Written by Randy McDonald

February 21, 2017 at 4:00 pm

[LINK] “The Stories We Tell about Resettlement: Refugees, Asylum and the #MuslimBan”

leave a comment »

Anthropologist Nadia El-Shaarawi, writing at Savage Minds, describes her experiences interviewing Middle Eastern candidates for refugee status and frames them in the context of the anti-refugee sentiment and exclusionary state structures.

As a volunteer legal advocate working with refugees who were seeking resettlement, I learned to ask detailed questions about persecution. These were the kind of questions you would never ask in polite conversation: Who kidnapped your best friend? Were they wearing uniforms? What did those uniforms look like?

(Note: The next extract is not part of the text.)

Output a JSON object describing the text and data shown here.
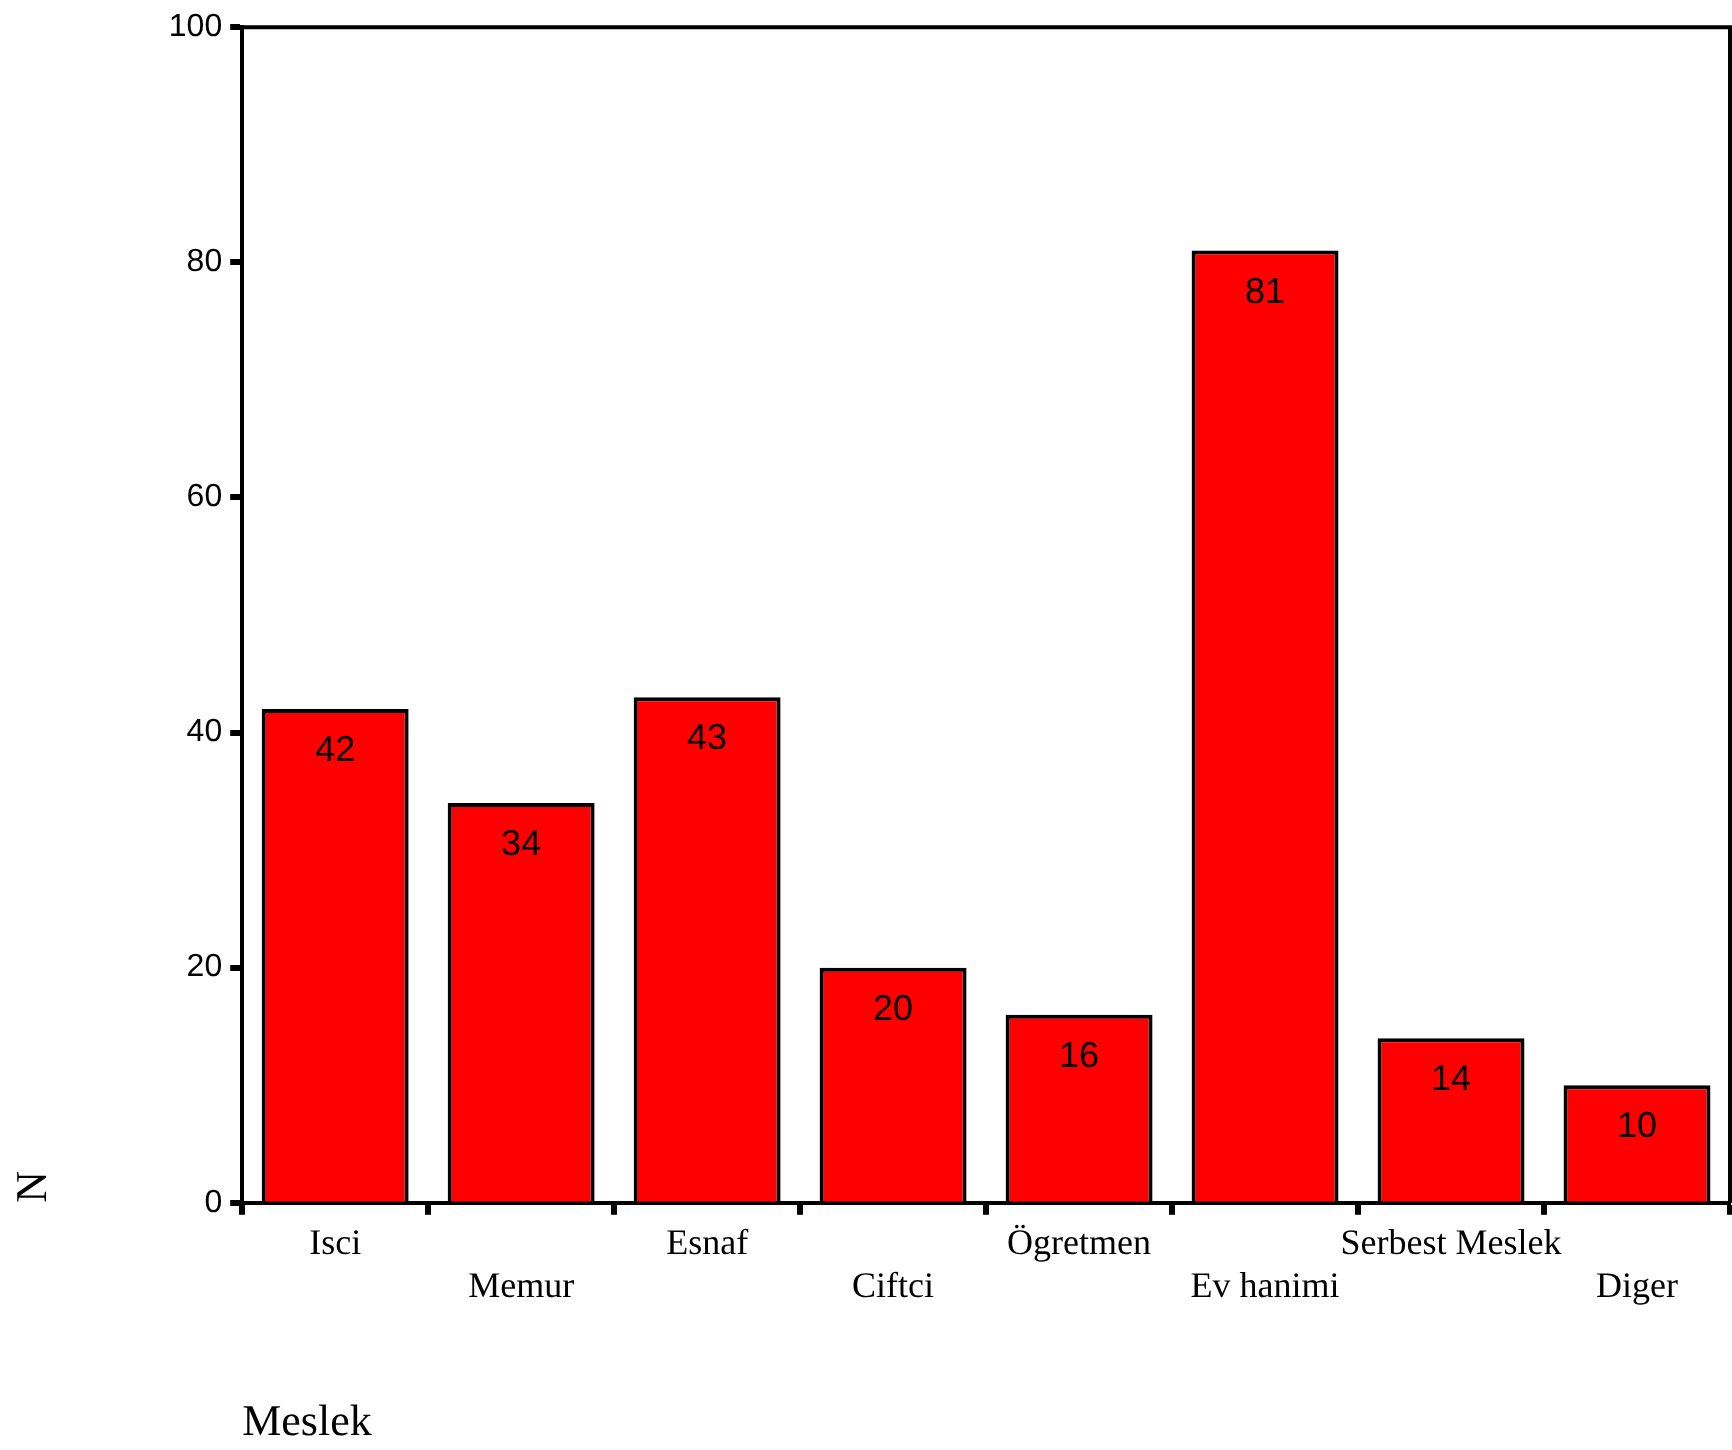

Where did they hit you? Did you pay a ransom for her release? How did you identify her body? Questions like these, which refugees are asked over and over as part of the already extreme vetting that they undergo to be granted asylum and resettlement, are personal, intimate, painful. They demand a precise and consistent command of autobiographical detail and the strength to revisit events that one might otherwise want to forget. They try to get to the heart of what happened to a person, what forced them to leave everything behind.

On a more cynical level, these questions try to catch a person in a lie, to identify those who are not “deserving” of refuge. The answers are checked and cross-checked, asked again and again across multiple agencies and organizations. In separate interviews, family members are asked the same questions. Do the answers match up? Do the dates and places make sense? Were you a victim of persecution? Are you who you say you are? While these questions and their answers shape the narrative of an individual resettlement case, there is a way in which they don’t get to the heart of what happened to a person, why someone was forced to flee, cross at least one border to enter another state, and is now seeking resettlement in a third country.

Vetting, extreme or otherwise, is about inclusion and exclusion. But before someone even gets to the arduous, opaque process of being considered for resettlement in the United States, decisions are made at the executive level about who to include in a broader sense. While the Refugee Convention provides protection for any person with a “well-founded fear of persecution” on specific grounds, this has never been the full story of the US refugee program, where a presidential determination each year decides how many refugees will be resettled, and from where. Some die-hard advocates and detractors aside, refugee resettlement has historically had bipartisan support and mostly stays under the radar of public attention, except, it seems, in moments where it becomes a reflection of broader anxieties and struggles over belonging and exclusion.